Mr. Bickler had brought them all down to the low-ceilinged basement and roughed out a plan on the old chalkboard they had down there for some reason, and as things had begun to take shape — the terse "MATERIALS" list, the filing of Skye's hairdo under "SPECIAL OPS" — Jude had had a pang of left-out. She'd had a pang of happiness for Jonas, too, performing at last for an audience who truly appreciated the obstacles he'd faced. All the times he'd sewn the tail of his Le Tigre into a hem — he deserved a sensei, the benediction of expertise. But as Mr. Bickler admired a Polaroid of the famous wrap dress, and especially the pocket ("A box pleat? Why, it's exactly the thing, isn't it."), Jude envied Jonas fiercely.

And Merry, chattering in math-ese on the brown rotary phone with Carter's brother Pat, who evidently could be counted on to hack sets of titanium golf clubs into a pair of kitten heels — Merry had taken shop and AP Calc.
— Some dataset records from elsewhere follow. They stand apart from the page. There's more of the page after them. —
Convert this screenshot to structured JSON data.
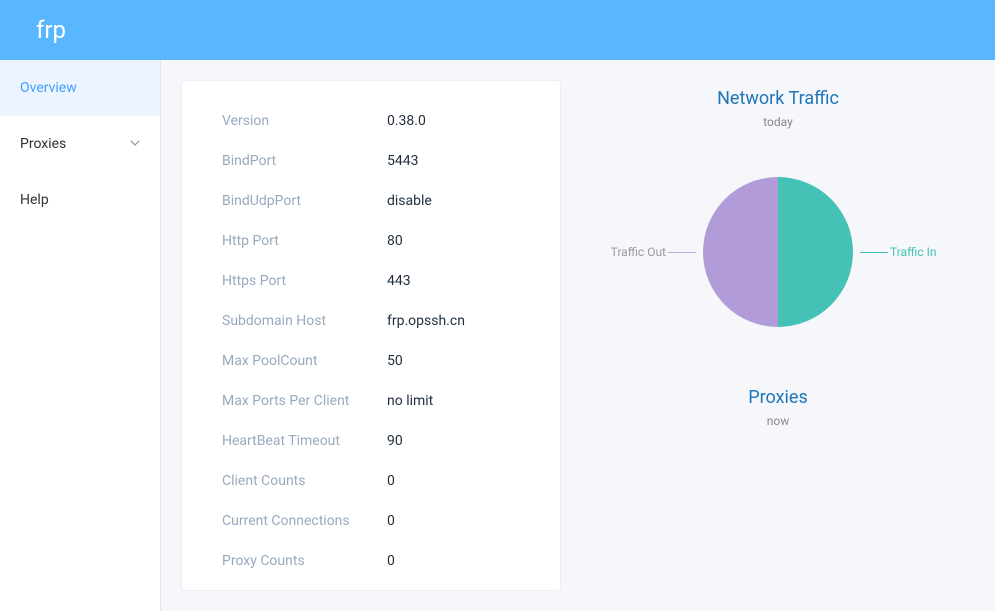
{
  "header": {
    "title": "frp"
  },
  "sidebar": {
    "items": [
      {
        "label": "Overview"
      },
      {
        "label": "Proxies"
      },
      {
        "label": "Help"
      }
    ]
  },
  "info": {
    "rows": [
      {
        "label": "Version",
        "value": "0.38.0"
      },
      {
        "label": "BindPort",
        "value": "5443"
      },
      {
        "label": "BindUdpPort",
        "value": "disable"
      },
      {
        "label": "Http Port",
        "value": "80"
      },
      {
        "label": "Https Port",
        "value": "443"
      },
      {
        "label": "Subdomain Host",
        "value": "frp.opssh.cn"
      },
      {
        "label": "Max PoolCount",
        "value": "50"
      },
      {
        "label": "Max Ports Per Client",
        "value": "no limit"
      },
      {
        "label": "HeartBeat Timeout",
        "value": "90"
      },
      {
        "label": "Client Counts",
        "value": "0"
      },
      {
        "label": "Current Connections",
        "value": "0"
      },
      {
        "label": "Proxy Counts",
        "value": "0"
      }
    ]
  },
  "charts": {
    "traffic": {
      "title": "Network Traffic",
      "sub": "today",
      "leftLabel": "Traffic Out",
      "rightLabel": "Traffic In"
    },
    "proxies": {
      "title": "Proxies",
      "sub": "now"
    }
  },
  "chart_data": [
    {
      "type": "pie",
      "title": "Network Traffic",
      "subtitle": "today",
      "series": [
        {
          "name": "Traffic Out",
          "value": 50,
          "color": "#b19cd9"
        },
        {
          "name": "Traffic In",
          "value": 50,
          "color": "#45c2b5"
        }
      ]
    },
    {
      "type": "pie",
      "title": "Proxies",
      "subtitle": "now",
      "series": []
    }
  ],
  "colors": {
    "accent": "#58b7ff",
    "link": "#409eff",
    "purple": "#b19cd9",
    "teal": "#45c2b5"
  }
}
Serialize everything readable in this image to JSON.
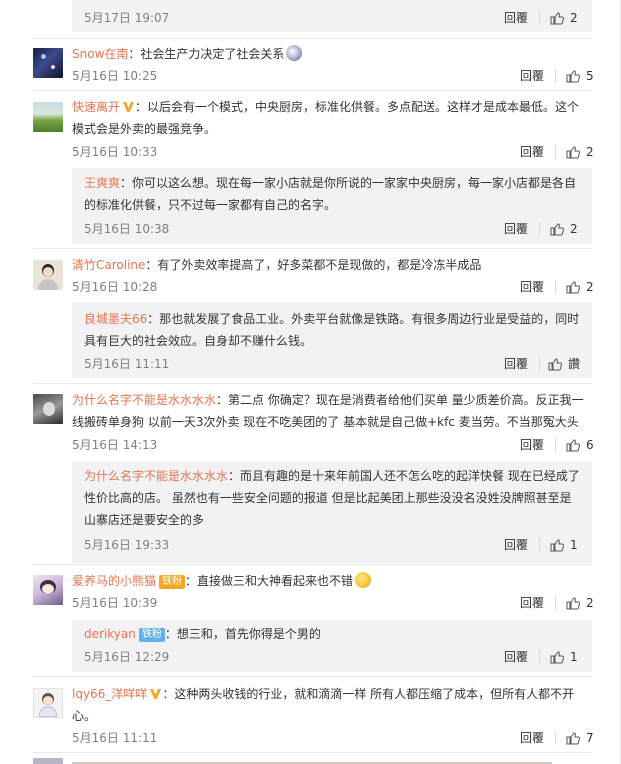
{
  "comments": [
    {
      "reply_time": "5月17日 19:07",
      "reply_label": "回覆",
      "reply_likes": "2"
    },
    {
      "user": "Snow在南",
      "text": "：社会生产力决定了社会关系",
      "time": "5月16日 10:25",
      "reply_label": "回覆",
      "likes": "5"
    },
    {
      "user": "快速离开",
      "text_line1": "：以后会有一个模式，中央厨房，标准化供餐。多点配送。这样才是成本最低。这个",
      "text_line2": "模式会是外卖的最强竞争。",
      "time": "5月16日 10:33",
      "reply_label": "回覆",
      "likes": "2",
      "reply": {
        "user": "王爽爽",
        "text_line1": "：你可以这么想。现在每一家小店就是你所说的一家家中央厨房，每一家小店都是各自",
        "text_line2": "的标准化供餐，只不过每一家都有自己的名字。",
        "time": "5月16日 10:38",
        "reply_label": "回覆",
        "likes": "2"
      }
    },
    {
      "user": "清竹Caroline",
      "text": "：有了外卖效率提高了，好多菜都不是现做的，都是冷冻半成品",
      "time": "5月16日 10:28",
      "reply_label": "回覆",
      "likes": "2",
      "reply": {
        "user": "良城墨夫66",
        "text_line1": "：那也就发展了食品工业。外卖平台就像是铁路。有很多周边行业是受益的，同时",
        "text_line2": "具有巨大的社会效应。自身却不赚什么钱。",
        "time": "5月16日 11:11",
        "reply_label": "回覆",
        "likes": "讚"
      }
    },
    {
      "user": "为什么名字不能是水水水水",
      "text_line1": "：第二点 你确定？现在是消费者给他们买单 量少质差价高。反正我一",
      "text_line2": "线搬砖单身狗 以前一天3次外卖 现在不吃美团的了 基本就是自己做+kfc 麦当劳。不当那冤大头",
      "time": "5月16日 14:13",
      "reply_label": "回覆",
      "likes": "6",
      "reply": {
        "user": "为什么名字不能是水水水水",
        "text_line1": "：而且有趣的是十来年前国人还不怎么吃的起洋快餐 现在已经成了",
        "text_line2": "性价比高的店。 虽然也有一些安全问题的报道 但是比起美团上那些没没名没姓没牌照甚至是",
        "text_line3": "山寨店还是要安全的多",
        "time": "5月16日 19:33",
        "reply_label": "回覆",
        "likes": "1"
      }
    },
    {
      "user": "爱养马的小熊猫",
      "badge": "铁粉",
      "text": "：直接做三和大神看起来也不错",
      "time": "5月16日 10:39",
      "reply_label": "回覆",
      "likes": "2",
      "reply": {
        "user": "derikyan",
        "badge": "铁粉",
        "text": "：想三和，首先你得是个男的",
        "time": "5月16日 12:29",
        "reply_label": "回覆",
        "likes": "1"
      }
    },
    {
      "user": "lqy66_洋咩咩",
      "text_line1": "：这种两头收钱的行业，就和滴滴一样 所有人都压缩了成本，但所有人都不开",
      "text_line2": "心。",
      "time": "5月16日 11:11",
      "reply_label": "回覆",
      "likes": "7"
    }
  ],
  "colors": {
    "name": "#eb7350",
    "reply_bg": "#f2f2f5",
    "time": "#808080",
    "vip": "#f6a623"
  }
}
Specs and Greek letters flowed out from under Merry's pencil in a seismographic stream for a few minutes, and then Jude had told the room she had to go home, and left before nobody could notice.

Jude coasted down the peat driveway to the barn and went inside, stepping around the fourteen-box tower of Skye's pizza dinner. A man was talking about the retreat from Caporetto — Skye had the A Farewell to Arms audiobook out from the library. A handful of pigeons clustered in the rafters around Skye's head, and from where Jude was standing, they looked like a rustling crown. Skye's great size, the deliberateness of it, let her become at times a peaceful place as well as a girl, and this was one of those times.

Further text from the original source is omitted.